Minor crime is dramatised and excessively punished in Britain for propaganda effect.
The BBC’s website yesterday carried a story – mainly for amusement it would seem - about a fumbling peeing Tom. The facts seemed pretty simple: a man was on roof of a sun tanning establishment and peeped through at a woman lying naked on her back on a sun bed. The clumsy idiot, however, was spotted by the woman underneath.
Quite obviously the woman had a right to privacy, and the man had no right to peep. In so far as a matter of this kind had to come before the courts, one would have thought that a small fine and an apology would suffice. (If the fellow were a headcase and repeatedly doing things of this kind, mental health measures might be in order.)
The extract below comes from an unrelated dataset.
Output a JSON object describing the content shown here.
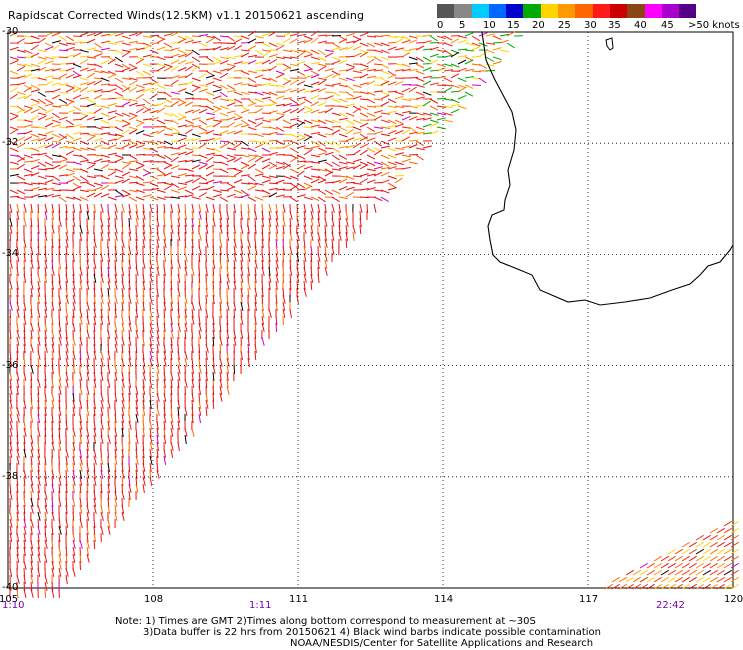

In actual fact the whole matter went before a crown court and the man was sentenced to three months in prison suspended for two years. True, he wasn’t actually imprisoned, but by a hair’s breadth he avoided becoming one over 80 000 now incarcerated in Brown’s Britain - a life ruined and a person consigned to social marginalisation and poverty for life.
This absurd case has no direct political meaning, but it does illustrate the state-led lust for authoritarianism which is so evident in Britain, from the ubiquitous CCTV cameras, anti- terror laws and zero-tolerance of whatever grabs a headline for government.